So it’s now illegal to buy some OTC cold medications in Texas and Oregon because of the fear of methamphetamine abuse. I’ve had to report on this idiocy over at FierceHealthcare without commenting on how stupid it is, but here I can. Luckily for me, the good people at the Drug War Chronicle have done a great piece of reporting on the subject. So where is the wave of meth sweeping the nation and destroying communities? It’s on the cover of Newsweek so it must be true! Well, funnily enough it isn’t happening, and the data shows that the number of schoolkids using meth, people showing up in emergency rooms because of meth, and those reporting in the government’s own household surveys that they’re using meth, is the same that it’s been for 20 years. Here’s another excellent article in Slate debunking the whole epidemic myth.
So what has changed? Well it would be optimistic to think that people have realized the idiocy of the drug war, and the Administration has clearly come up against serious resistance to its stance about persecution of pain doctors and medical marijuana users. What passes for official drug policy in this country now centers on attacking marijuana use — and why wouldn’t it, as there aren’t sufficient numbers of users of any other drug to arrest 750,000 of them each year, and then justify the $30-$60 billion we spend each year on the "War on Drugs". But unfortunately I doubt that the as misplaced focus on marijuana is the real reason for the outcry about meth.
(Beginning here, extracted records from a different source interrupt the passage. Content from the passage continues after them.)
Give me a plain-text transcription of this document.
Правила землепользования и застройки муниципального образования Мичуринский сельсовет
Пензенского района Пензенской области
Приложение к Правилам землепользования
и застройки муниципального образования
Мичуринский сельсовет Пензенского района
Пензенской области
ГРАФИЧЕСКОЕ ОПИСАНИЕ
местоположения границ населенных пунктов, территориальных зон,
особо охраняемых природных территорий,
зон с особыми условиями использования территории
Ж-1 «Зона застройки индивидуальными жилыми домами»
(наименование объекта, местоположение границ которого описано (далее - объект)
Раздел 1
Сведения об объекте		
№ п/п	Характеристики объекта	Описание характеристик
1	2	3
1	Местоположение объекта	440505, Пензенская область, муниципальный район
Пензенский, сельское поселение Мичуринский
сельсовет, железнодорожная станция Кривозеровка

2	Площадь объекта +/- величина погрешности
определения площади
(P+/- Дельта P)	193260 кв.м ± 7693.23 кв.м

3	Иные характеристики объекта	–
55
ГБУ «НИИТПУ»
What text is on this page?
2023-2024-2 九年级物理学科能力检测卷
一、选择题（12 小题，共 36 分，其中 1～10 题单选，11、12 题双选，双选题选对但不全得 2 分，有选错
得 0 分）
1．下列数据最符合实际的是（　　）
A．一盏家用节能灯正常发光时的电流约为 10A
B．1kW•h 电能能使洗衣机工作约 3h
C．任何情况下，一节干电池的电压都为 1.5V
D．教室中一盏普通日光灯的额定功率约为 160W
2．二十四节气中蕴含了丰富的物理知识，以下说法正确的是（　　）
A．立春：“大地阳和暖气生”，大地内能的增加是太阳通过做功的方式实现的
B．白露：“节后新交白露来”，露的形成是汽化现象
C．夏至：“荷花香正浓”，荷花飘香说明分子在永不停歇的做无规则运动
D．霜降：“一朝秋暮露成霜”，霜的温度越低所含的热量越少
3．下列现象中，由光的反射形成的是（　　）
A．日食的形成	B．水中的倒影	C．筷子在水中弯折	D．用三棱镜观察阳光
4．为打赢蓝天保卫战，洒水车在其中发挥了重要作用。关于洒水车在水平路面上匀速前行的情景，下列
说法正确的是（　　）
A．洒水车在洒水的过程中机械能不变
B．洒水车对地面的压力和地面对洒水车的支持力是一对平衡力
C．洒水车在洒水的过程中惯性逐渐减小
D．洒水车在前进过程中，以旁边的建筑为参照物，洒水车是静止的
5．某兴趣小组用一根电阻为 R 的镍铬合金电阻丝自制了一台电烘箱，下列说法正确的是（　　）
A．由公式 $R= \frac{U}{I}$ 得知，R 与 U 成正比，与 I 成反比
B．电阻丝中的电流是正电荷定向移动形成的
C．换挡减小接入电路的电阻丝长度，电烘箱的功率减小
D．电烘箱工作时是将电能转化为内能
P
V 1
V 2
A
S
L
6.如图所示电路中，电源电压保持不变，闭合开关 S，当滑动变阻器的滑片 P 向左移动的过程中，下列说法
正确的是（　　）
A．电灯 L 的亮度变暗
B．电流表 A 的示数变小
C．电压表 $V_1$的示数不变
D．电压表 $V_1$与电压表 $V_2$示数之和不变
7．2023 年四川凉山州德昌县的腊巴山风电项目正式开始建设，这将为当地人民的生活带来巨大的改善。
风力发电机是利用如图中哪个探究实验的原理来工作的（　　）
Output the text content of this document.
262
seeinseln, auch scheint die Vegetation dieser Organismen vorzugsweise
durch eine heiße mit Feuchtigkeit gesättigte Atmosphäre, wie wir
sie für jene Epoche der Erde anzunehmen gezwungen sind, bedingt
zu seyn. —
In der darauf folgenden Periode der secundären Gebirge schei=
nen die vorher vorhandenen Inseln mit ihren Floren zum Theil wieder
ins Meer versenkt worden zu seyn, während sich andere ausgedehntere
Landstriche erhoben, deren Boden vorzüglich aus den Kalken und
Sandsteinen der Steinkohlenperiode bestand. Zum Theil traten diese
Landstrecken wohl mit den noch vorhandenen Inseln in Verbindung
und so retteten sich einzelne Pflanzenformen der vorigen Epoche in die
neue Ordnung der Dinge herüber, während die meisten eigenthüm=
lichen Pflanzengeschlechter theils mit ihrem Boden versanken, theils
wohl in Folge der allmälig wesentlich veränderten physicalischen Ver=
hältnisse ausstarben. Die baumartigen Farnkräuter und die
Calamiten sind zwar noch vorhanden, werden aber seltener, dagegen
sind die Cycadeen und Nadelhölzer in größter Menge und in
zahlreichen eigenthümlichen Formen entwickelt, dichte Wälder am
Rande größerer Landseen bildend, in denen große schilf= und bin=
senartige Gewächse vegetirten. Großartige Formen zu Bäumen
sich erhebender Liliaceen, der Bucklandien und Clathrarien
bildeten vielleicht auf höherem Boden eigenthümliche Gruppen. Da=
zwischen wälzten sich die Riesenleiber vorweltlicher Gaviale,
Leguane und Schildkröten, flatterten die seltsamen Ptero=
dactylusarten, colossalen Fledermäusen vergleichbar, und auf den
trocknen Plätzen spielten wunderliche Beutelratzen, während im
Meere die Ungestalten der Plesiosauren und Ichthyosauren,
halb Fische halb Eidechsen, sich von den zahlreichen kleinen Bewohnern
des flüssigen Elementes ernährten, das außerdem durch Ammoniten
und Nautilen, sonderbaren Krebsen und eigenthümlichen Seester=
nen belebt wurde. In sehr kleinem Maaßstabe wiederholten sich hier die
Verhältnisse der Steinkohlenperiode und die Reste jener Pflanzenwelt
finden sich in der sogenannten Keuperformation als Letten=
Instead we have to look to the main proponents of the war on drugs — America’s always hungry law enforcement agencies.
Out in the locales the law enforcement agencies of America, always interested in figuring where the next honey pot of funding is coming from, have decided to make a big noise about methamphetamine. That’s why in a recent survey of Sheriff’s departments 60% said Meth was their biggest problem. Of course if use isn’t going up, but arrests and lab busts are, then something else is going on. There are now sufficiently high numbers of smaller home-cooked meth labs that task-forces can be set up to raid them, and plenty of law enforcement types can be deployed to bust them. The end result is that the amateur criminals will leave the market, and it will be turned over to much more vicious drug gangs, probably run out of Mexico — but that gives law enforcement an excuse for even more fundraising.
Of course the fact that the same things now being said about the evils of meth were said about crack in the 1980s, heroin in the 1960s, marijuana in the 1930s, opium in the 1900s and alcohol before that, may suggest that a) the law enforcement solution to these drugs isn’t a solution (and isn’t intended to be a solution!) and b) that we’ve seen this movie before. In some countries, notably Switzerland and Holland, there is controlled dispensing of various hard drugs to addicts. The result has been a drop in crime rates, anti-social behavior, disease, addiction and even unemployment amongst addicts. And those programs are supported by the local police, who for some bizarre reason think that their job is to improve law and order in society, rather than to just get bigger budgets and go on paramilitary raids.
Let’s be real, speed/amphetamine use has been around for ever and most of it comes from big pharma. My father told me that he took speed to stay awake to study for his final exams at Cambridge — I was at a talk about intelligence boosting drugs this week where I heard that 15-20% of college student are taking Ritalin, which is basically speed, to get through their exams. My dad seemed to do OK, and I suspect that today’s college kids will make it out alright too! (Incidentally, baseball players call playing without taking speed "playing naked" and the US airforce issues speed to its pilots on a regular basis!)
For a minority of users of any drug addiction is a problem (although apparently for tobacco it’s not a minority). But of course treating addiction like a health problem isn’t good for business — when your business is based on arresting people, locking them up, and having the taxpayer fund it.